Light-polarization dynamics in surface-emitting semiconductor lasers

Abstract
A four-level model which takes account of the polarization of the laser field by including the spin sublevels of the conduction and valence bands of a semiconductor allows us to introduce vector rate equations which account for the polarization degree of freedom of the laser emission. Analysis of these rate equations and their extension to include transverse degrees of freedom provides important physical insight into the nature of polarization instabilities in surface-emitting semiconductor lasers. In the absence of transverse effects the model predicts a marginally stable linearly polarized state. The type of dynamical response of the polarization degrees of freedom is linked to the relative time scale of spontaneous-emission and spin-relaxation processes. With transverse effects included, we predict the existence of stable transverse spatially homogeneous intensity outputs with arbitrary direction of linear polarization in the transverse plane.
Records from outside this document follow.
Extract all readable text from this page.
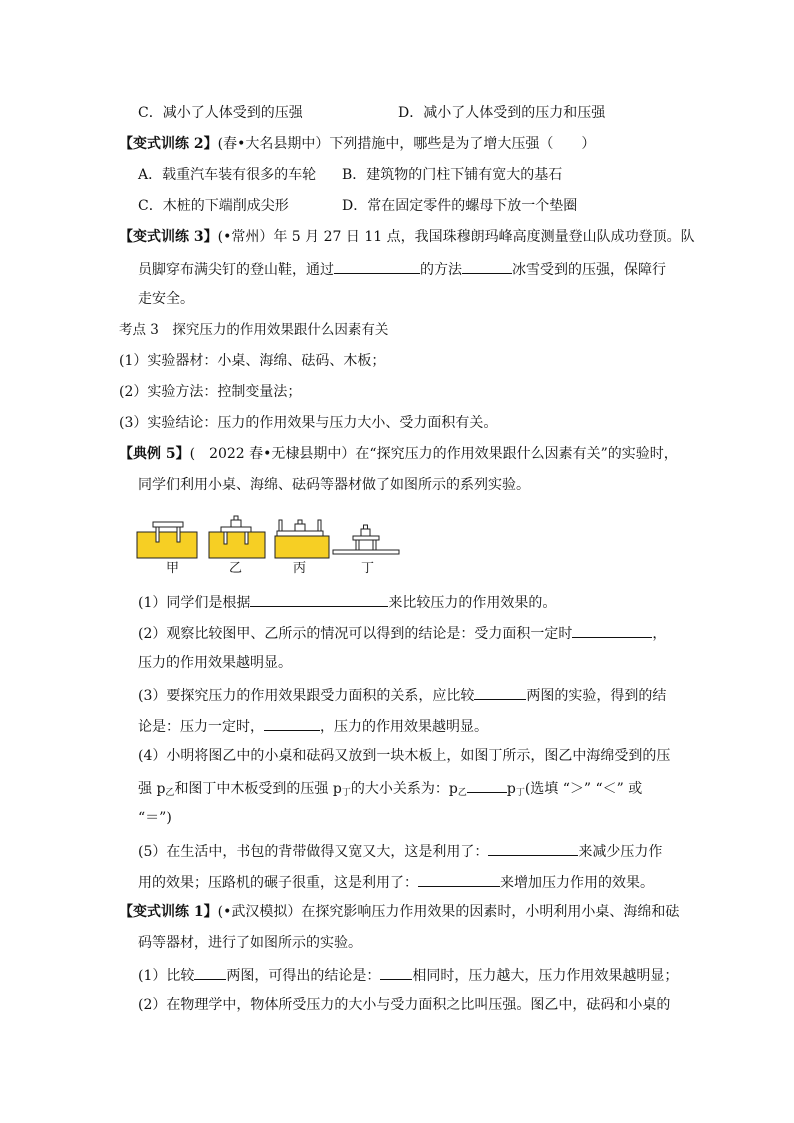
C．减小了人体受到的压强	D．减小了人体受到的压力和压强
【变式训练 2】(春•大名县期中）下列措施中，哪些是为了增大压强（　　）
A．载重汽车装有很多的车轮 B．建筑物的门柱下铺有宽大的基石
C．木桩的下端削成尖形	D．常在固定零件的螺母下放一个垫圈
【变式训练 3】(•常州）年 5 月 27 日 11 点，我国珠穆朗玛峰高度测量登山队成功登顶。队
员脚穿布满尖钉的登山鞋，通过	的方法	冰雪受到的压强，保障行
走安全。
考点 3　探究压力的作用效果跟什么因素有关
(1）实验器材：小桌、海绵、砝码、木板；
(2）实验方法：控制变量法；
(3）实验结论：压力的作用效果与压力大小、受力面积有关。
【典例 5】(　2022 春•无棣县期中）在“探究压力的作用效果跟什么因素有关”的实验时，
同学们利用小桌、海绵、砝码等器材做了如图所示的系列实验。
甲	乙	丙	丁
(1）同学们是根据	来比较压力的作用效果的。
(2）观察比较图甲、乙所示的情况可以得到的结论是：受力面积一定时	，
压力的作用效果越明显。
(3）要探究压力的作用效果跟受力面积的关系，应比较	两图的实验，得到的结
论是：压力一定时，	，压力的作用效果越明显。
(4）小明将图乙中的小桌和砝码又放到一块木板上，如图丁所示，图乙中海绵受到的压
强 $p_乙$和图丁中木板受到的压强 $p_丁$的大小关系为：$p_乙$	$p_丁$(选填 “＞” “＜” 或
“＝”)
(5）在生活中，书包的背带做得又宽又大，这是利用了：	来减少压力作
用的效果；压路机的碾子很重，这是利用了：	来增加压力作用的效果。
【变式训练 1】(•武汉模拟）在探究影响压力作用效果的因素时，小明利用小桌、海绵和砝
码等器材，进行了如图所示的实验。
(1）比较 两图，可得出的结论是： 相同时，压力越大，压力作用效果越明显；
(2）在物理学中，物体所受压力的大小与受力面积之比叫压强。图乙中，砝码和小桌的
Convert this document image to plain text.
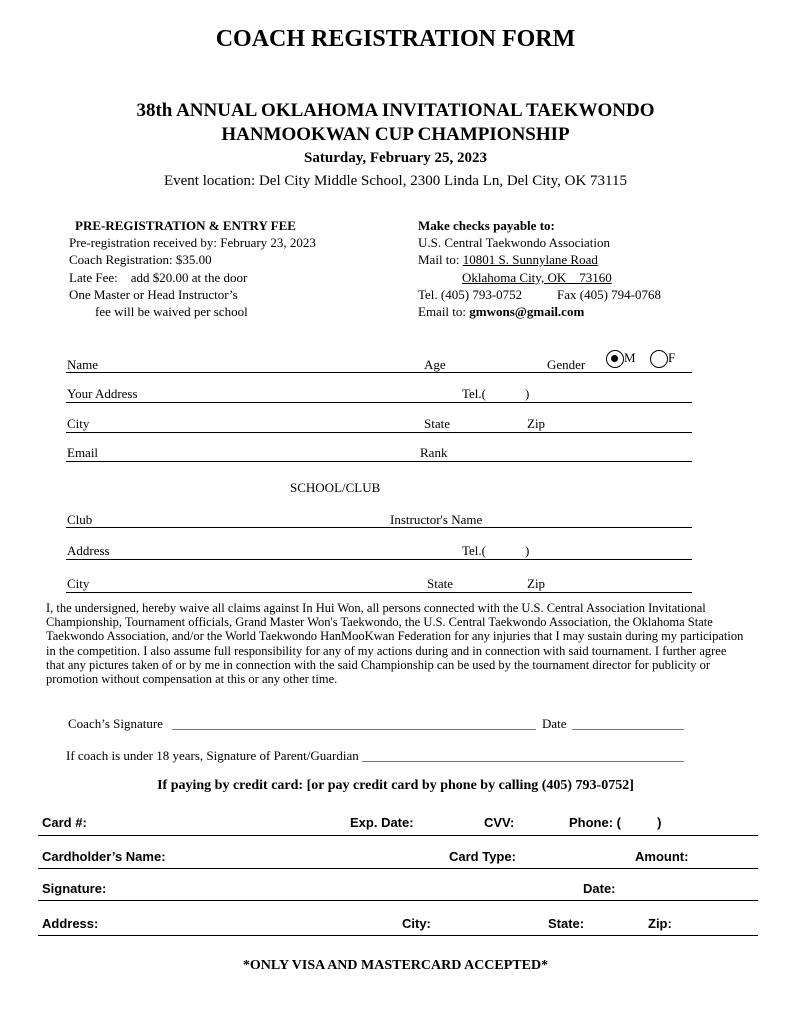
COACH REGISTRATION FORM
38th ANNUAL OKLAHOMA INVITATIONAL TAEKWONDO
HANMOOKWAN CUP CHAMPIONSHIP
Saturday, February 25, 2023
Event location: Del City Middle School, 2300 Linda Ln, Del City, OK 73115
PRE-REGISTRATION & ENTRY FEE
Pre-registration received by: February 23, 2023
Coach Registration: $35.00
Late Fee:    add $20.00 at the door
One Master or Head Instructor’s
fee will be waived per school
Make checks payable to:
U.S. Central Taekwondo Association
Mail to: 10801 S. Sunnylane Road
Oklahoma City, OK    73160
Tel. (405) 793-0752	Fax (405) 794-0768
Email to: gmwons@gmail.com
Name	Age	Gender	M	F
Your Address	Tel.(            )
City	State	Zip
Email	Rank
SCHOOL/CLUB
Club	Instructor's Name
Address	Tel.(            )
City	State	Zip
I, the undersigned, hereby waive all claims against In Hui Won, all persons connected with the U.S. Central Association Invitational Championship, Tournament officials, Grand Master Won's Taekwondo, the U.S. Central Taekwondo Association, the Oklahoma State Taekwondo Association, and/or the World Taekwondo HanMooKwan Federation for any injuries that I may sustain during my participation in the competition. I also assume full responsibility for any of my actions during and in connection with said tournament. I further agree that any pictures taken of or by me in connection with the said Championship can be used by the tournament director for publicity or promotion without compensation at this or any other time.
Coach’s Signature	Date
If coach is under 18 years, Signature of Parent/Guardian
If paying by credit card: [or pay credit card by phone by calling (405) 793-0752]
Card #:	Exp. Date:	CVV:	Phone: (          )
Cardholder’s Name:	Card Type:	Amount:
Signature:	Date:
Address:	City:	State:	Zip:
*ONLY VISA AND MASTERCARD ACCEPTED*
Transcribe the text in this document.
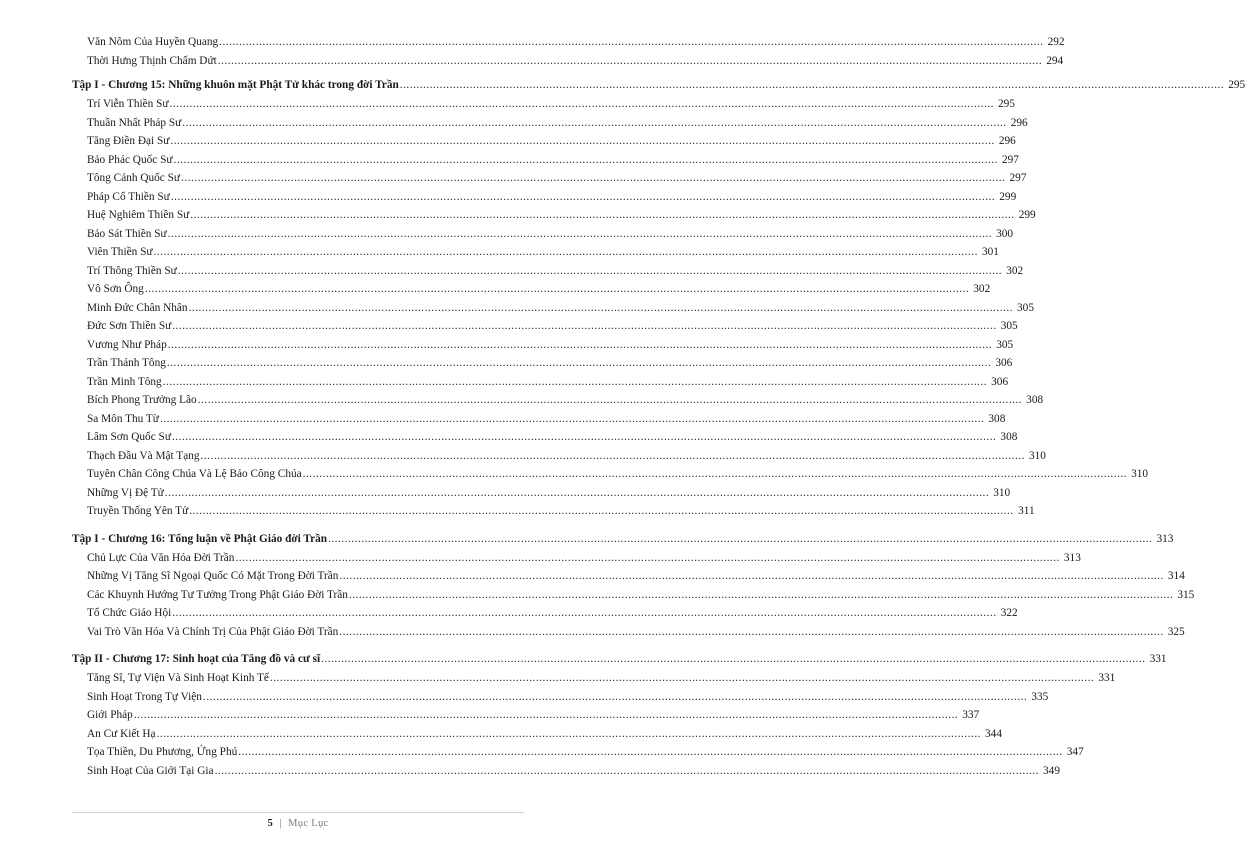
Văn Nôm Của Huyền Quang .....	292
Thời Hưng Thịnh Chấm Dứt .....	294
Tập I - Chương 15: Những khuôn mặt Phật Tử khác trong đời Trần .....	295
Trí Viễn Thiền Sư .....	295
Thuần Nhất Pháp Sư .....	296
Tăng Điền Đại Sư .....	296
Bảo Phác Quốc Sư .....	297
Tông Cảnh Quốc Sư .....	297
Pháp Cổ Thiền Sư .....	299
Huệ Nghiêm Thiền Sư .....	299
Bảo Sát Thiền Sư .....	300
Viên Thiền Sư .....	301
Trí Thông Thiền Sư .....	302
Vô Sơn Ông .....	302
Minh Đức Chân Nhân .....	305
Đức Sơn Thiền Sư .....	305
Vương Như Pháp .....	305
Trần Thánh Tông .....	306
Trần Minh Tông .....	306
Bích Phong Trưởng Lão .....	308
Sa Môn Thu Từ .....	308
Lâm Sơn Quốc Sư .....	308
Thạch Đầu Và Mật Tạng .....	310
Tuyên Chân Công Chúa Và Lệ Bảo Công Chúa .....	310
Những Vị Đệ Tử .....	310
Truyền Thống Yên Tử .....	311
Tập I - Chương 16: Tổng luận về Phật Giáo đời Trần .....	313
Chủ Lực Của Văn Hóa Đời Trần .....	313
Những Vị Tăng Sĩ Ngoại Quốc Có Mặt Trong Đời Trần .....	314
Các Khuynh Hướng Tư Tưởng Trong Phật Giáo Đời Trần .....	315
Tổ Chức Giáo Hội .....	322
Vai Trò Văn Hóa Và Chính Trị Của Phật Giáo Đời Trần .....	325
Tập II - Chương 17: Sinh hoạt của Tăng đồ và cư sĩ .....	331
Tăng Sĩ, Tự Viện Và Sinh Hoạt Kinh Tế .....	331
Sinh Hoạt Trong Tự Viện .....	335
Giới Pháp .....	337
An Cư Kiết Hạ .....	344
Tọa Thiền, Du Phương, Ứng Phú .....	347
Sinh Hoạt Của Giới Tại Gia .....	349
5 | Mục Lục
The stability of the off-axis emission solutions to long-wavelength perturbations is investigated and, in addition to an Eckhaus instability associated with a global phase, we predict a polarization instability associated with a relative phase of the complex field vector. The role of phase anisotropy in the laser cavity is explored close to threshold and we predict that it stabilizes two preferred orthogonal directions of polarization, which, however, are discriminated in their stability properties by transverse effects.